The following are some symptoms that may seem normal or expected, but they are all worth monitoring to ensure the health of the heart:
- Any type of irregular heartbeat, also known as an arrhythmia. Arrhythmias can show up as heart beats that are faster than normal, that skip a beat, or as a low resting heart rate.
- Pain or tightness in the torso, shoulder, or chest, especially if the intensity of the pain/tightness grows slowly
- Breathing difficulties while sleeping, sleep apnea, snoring, or insomnia
- Shortness of breath during ordinary activity or even when inactive
- Fatigue or waking up feeling insufficiently rested despite having slept throughout the night
- Feeling dizzy or faint, especially when moving into a standing or lying position
- Breaking out into a cold sweat even when inactive, especially if it occurs along with chest pain
- A cough that seems to never go away
- Sexual dysfunction, disinterest, and displeasure, as well as a reduction in the occurrence of sexual relations
- Jaw pain combined with other abovementioned symptoms, especially chest pain
- Aching gums
- Swollen ankles, feet, or legs
How Can You Improve Or Maintain The Health Of Your Heart?

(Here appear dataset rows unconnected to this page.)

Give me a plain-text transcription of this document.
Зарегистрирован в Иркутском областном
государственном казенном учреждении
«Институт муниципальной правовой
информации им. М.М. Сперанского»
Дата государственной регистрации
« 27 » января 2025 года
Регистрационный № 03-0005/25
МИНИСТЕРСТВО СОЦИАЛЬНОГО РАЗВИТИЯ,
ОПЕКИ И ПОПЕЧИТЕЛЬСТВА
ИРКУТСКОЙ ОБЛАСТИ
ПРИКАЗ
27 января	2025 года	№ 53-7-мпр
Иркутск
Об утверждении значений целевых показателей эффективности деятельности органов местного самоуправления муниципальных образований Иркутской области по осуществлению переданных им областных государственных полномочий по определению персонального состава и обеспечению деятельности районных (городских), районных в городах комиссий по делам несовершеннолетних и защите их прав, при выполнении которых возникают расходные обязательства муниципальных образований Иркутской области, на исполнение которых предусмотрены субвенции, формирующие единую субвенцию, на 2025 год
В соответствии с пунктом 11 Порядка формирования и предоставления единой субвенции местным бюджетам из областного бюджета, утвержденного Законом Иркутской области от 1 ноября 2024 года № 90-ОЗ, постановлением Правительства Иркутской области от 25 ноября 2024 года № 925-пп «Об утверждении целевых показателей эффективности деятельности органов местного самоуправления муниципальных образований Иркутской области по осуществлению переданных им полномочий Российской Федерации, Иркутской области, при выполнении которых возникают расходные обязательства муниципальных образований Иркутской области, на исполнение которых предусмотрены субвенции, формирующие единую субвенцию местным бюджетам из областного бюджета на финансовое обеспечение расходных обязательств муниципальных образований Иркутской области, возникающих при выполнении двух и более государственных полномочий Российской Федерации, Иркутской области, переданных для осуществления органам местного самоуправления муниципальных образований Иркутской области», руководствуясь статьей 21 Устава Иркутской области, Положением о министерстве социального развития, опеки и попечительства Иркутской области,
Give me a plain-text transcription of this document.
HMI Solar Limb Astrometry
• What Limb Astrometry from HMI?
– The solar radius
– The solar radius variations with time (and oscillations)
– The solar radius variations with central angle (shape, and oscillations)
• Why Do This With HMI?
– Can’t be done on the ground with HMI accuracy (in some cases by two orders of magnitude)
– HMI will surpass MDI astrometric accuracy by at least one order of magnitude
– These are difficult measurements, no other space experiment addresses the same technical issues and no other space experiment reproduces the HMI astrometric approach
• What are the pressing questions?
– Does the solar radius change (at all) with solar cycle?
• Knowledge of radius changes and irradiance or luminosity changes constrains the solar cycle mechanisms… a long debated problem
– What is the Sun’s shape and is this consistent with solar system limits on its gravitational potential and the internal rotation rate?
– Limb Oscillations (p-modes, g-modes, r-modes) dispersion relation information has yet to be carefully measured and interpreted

Incorporate A Regular Routine Of Moderate Physical Activity – Walking or jogging on the spot, doing jumping jacks, skipping rope, or dancing are some examples of exercises that can be done easily on most days of the week. 10 minutes of movement is a good starting point, and once a routine is established, activity or duration can be increased to at least 30 minutes.
To stay on track with a regular workout, choose exercises that are enjoyable and do them at a personally preferred intensity; one person’s ‘moderate’ is another person’s ‘vigorous.’ Fitness can also be as calming as yoga, as youthful as playing hop scotch or paint ball, or as productive as doing housework, such as handwashing a car or vacuuming.
Move More In General – If a substantial part of the day is spent sitting on a desk chair or a couch, aim to take frequent breaks to stand, stretch, or walk. Consider switching to an exercise ball or working from a standing desk. Other small adjustments include choosing a parking spot far from a building entrance, taking the stairs instead of the escalator or elevator, and playing with your child or pet at the park rather than simply observing them at play.
Maintain A Healthy Weight Based On Age And Gender – Body Mass Index (BMI) calculators are available online to help determine the weight range within which the individual would be healthiest.
Check And Regulate Blood Pressure, Glucose, And Cholesterol Levels – Check these numbers on a regular basis based on gender and age to ensure that they are within the healthy ranges.
Place A Limit On Alcohol Consumptions – Strive to keep drinks to a maximum of two per day.
Avoid Smoking Or Being Exposed To Second-Hand Smoke.
Prevent Strees From Getting Overwhelming – When stress begins to affect breathing patterns, it can help to get distance from the stressor and to distract the mind by meditating, journaling, listening to music, dancing, watching a movie or a TV show, cooking, or doing any other preferred relaxing activity.
Choose Healthy And Whole Foods – Aim to maintain a diet that is rich in fiber, fresh fruits, raw vegetables, antioxidants, lean proteins, whole grains, and unsaturated fats. Also aim, as often as possible, to avoid added sugars and salt or to replace salt with spices and herbs.
Stay Hydrated – Consider keeping a water bottle at hand whenever possible, especially when outdoors. This method serves as a simple and regular reminder to drink more water. Tea and unsweetened fruit juices are other hydrating options that can be kept on hand while on the go.
Canoodle More Often – Take and enjoy any opportunity to kiss, hug, snuggle, or play with a significant other.
Laugh More !!! Find reasons to laugh – think funny thoughts, look at funny pictures, watch funny movies, or hang out with funny friends and play funny games.
Play With A Pet (Maybe Even Consider Owning One) – Animals can provide a feeling of security, offer companionship to keep loneliness at bay, show unreserved love, and present opportunities to exercise, play, and get outdoors more often.
Practice Good Oral Hygiene – Some studies have shown a connection between the health of the mouth and the health of the heart, which means maintaining clean teeth and gums goes beyond achieving fresh breath and preventing cavities.